The song has a play length of 3 minutes and 51 seconds. It is composed in the key of A minor, and alternates between 4/4 and 3/4 time signatures. Cam's vocal ranges just over an octave, from G_{3} to A_{4}.

==Reception==
===Critical===
Billy Dukes of Taste of Country praised Cam’s voice and the musical arrangement, saying “The newcomer’s performance is stark and personal. Her production team does a great job of not getting in the way.” He also said that “Cam is the one who wronged her man, not vice-versa. The other way around is an over-told story, but there’s nothing unoriginal” about "Burning House".

Billboard ranked "Burning House" at No. 24 on its year-end list for 2015: "In one four-minute track, Cam manages to pack in frustration, despair, anguish, and torment.
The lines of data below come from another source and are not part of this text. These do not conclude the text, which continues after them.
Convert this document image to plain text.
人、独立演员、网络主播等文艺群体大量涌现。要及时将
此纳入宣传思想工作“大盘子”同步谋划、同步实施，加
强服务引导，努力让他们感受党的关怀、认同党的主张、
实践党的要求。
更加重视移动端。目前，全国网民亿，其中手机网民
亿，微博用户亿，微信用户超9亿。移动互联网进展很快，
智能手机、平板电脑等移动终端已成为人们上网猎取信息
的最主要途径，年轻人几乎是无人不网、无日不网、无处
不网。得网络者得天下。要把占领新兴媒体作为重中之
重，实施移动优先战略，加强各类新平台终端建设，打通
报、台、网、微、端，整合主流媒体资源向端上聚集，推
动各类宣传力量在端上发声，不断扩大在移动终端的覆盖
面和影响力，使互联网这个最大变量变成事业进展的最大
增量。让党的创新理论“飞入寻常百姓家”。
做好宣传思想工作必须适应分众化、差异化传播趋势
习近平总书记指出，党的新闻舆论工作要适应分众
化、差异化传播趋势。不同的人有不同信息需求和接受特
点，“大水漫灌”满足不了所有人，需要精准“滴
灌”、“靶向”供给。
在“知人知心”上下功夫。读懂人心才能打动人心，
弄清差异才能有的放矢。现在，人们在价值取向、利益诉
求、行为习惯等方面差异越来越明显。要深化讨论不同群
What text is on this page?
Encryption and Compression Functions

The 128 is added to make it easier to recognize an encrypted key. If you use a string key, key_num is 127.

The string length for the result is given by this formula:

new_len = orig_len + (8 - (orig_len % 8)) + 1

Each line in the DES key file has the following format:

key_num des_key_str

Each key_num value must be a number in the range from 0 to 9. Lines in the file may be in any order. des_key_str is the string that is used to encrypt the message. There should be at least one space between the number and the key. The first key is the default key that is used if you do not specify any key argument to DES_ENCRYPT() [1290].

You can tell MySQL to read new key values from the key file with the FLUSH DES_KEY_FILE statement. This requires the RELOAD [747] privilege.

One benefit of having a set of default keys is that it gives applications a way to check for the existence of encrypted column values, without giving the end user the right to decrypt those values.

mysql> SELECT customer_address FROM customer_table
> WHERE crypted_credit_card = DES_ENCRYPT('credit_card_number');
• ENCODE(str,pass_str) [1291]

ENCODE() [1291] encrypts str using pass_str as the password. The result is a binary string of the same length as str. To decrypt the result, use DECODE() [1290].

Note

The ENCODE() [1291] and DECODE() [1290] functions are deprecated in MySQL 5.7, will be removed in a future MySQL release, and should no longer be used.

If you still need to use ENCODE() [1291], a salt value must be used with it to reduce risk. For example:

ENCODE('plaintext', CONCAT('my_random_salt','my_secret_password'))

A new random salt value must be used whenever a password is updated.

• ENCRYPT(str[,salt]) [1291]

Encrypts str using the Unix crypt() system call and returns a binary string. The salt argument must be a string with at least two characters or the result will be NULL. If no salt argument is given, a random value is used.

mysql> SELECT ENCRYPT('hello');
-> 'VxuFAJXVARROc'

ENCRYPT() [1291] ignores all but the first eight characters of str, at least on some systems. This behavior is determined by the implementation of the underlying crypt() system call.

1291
But what makes it beautiful is the wounded vocal melody set against gentle guitar strumming and understated strings. This is the rare quiet breakout hit of 2015." At the 58th Annual Grammy Awards, "Burning House" was nominated for Best Country Solo Performance but lost to Chris Stapleton's "Traveller".

===Commercial===
The song was released after Cam performed it twice on The Bobby Bones Show, and the song entered the Hot Country Songs chart at No. 43 on the song release (chart date June 27, 2015), selling 13,000 copies. It debuted at No. 48 on the Country Airplay chart dated for July 11, 2015. It then entered the Billboard Hot 100 at No. 94 on the chart date of August 1, 2015. The song later went on to peak at No. 2. on both Hot Country Songs and Country Airplay in January 2016.

The song was certified Gold by the RIAA on October 14, 2015, Platinum on December 16, 2015, and double Platinum on August 28, 2018. The song reached over a million in sales in the US in March 2016. The song has sold 1,231,000 copies as of November 2019.

==Music video==
The music video was directed by Trey Fanjoy and premiered in October 2015.

==Personnel==
From Untamed liner notes.

- Musical
- Jeff Bhasker – piano, background vocals
- Connie Ellisor – violin
- Carl Gorodetzky – string contractor
- Jim Grosjean – violin
- Tyler Johnson – acoustic guitar, background vocals
- Tony Lucido – bass guitar
- Anders Mouridsen – electric guitar
- Cam (as Camaron Ochs) – lead vocals, background vocals
- Carole Rabinowitz – cello
- Douglas Charles Showalter – acoustic guitar
- Hamilton Ulmer – string arrangements

- Technical
- Jeff Bhasker – production
- Jon Castelli – mixing
- Tyler Johnson – production, engineering
- Lindsey Marias – vocal production
- Melissa Mattey – string engineering
- Ryan Nasci – mixing engineer
- Ernesto Olivera – engineering
- Alex Salibian – engineering

==Chart and certifications==

===Weekly charts===

| Chart (2015–2016) | Peak position |
|---|---|
| Canada Hot 100 (Billboard) | 46 |
| Canada Country (Billboard) | 2 |
| US Billboard Hot 100 | 29 |
| US Adult Contemporary (Billboard) | 21 |
| US Adult Pop Airplay (Billboard) | 39 |
| US Country Airplay (Billboard) | 2 |
| US Hot Country Songs (Billboard) | 2 |

===Year-end charts===

| Chart (2015) | Position |
|---|---|
| US Country Airplay (Billboard) | 58 |
| US Hot Country Songs (Billboard) | 19 |
| Chart (2016) | Position |
| US Hot Country Songs (Billboard) | 53 |

===Certifications and sales===

| Region | Certification | Certified units/sales |
| Canada (Music Canada) | Platinum | 80,000^{‡} |
| United States (RIAA) | 3× Platinum | 3,000,000^{‡} / 1,231,000 |
^{‡} Sales+streaming figures based on certification alone.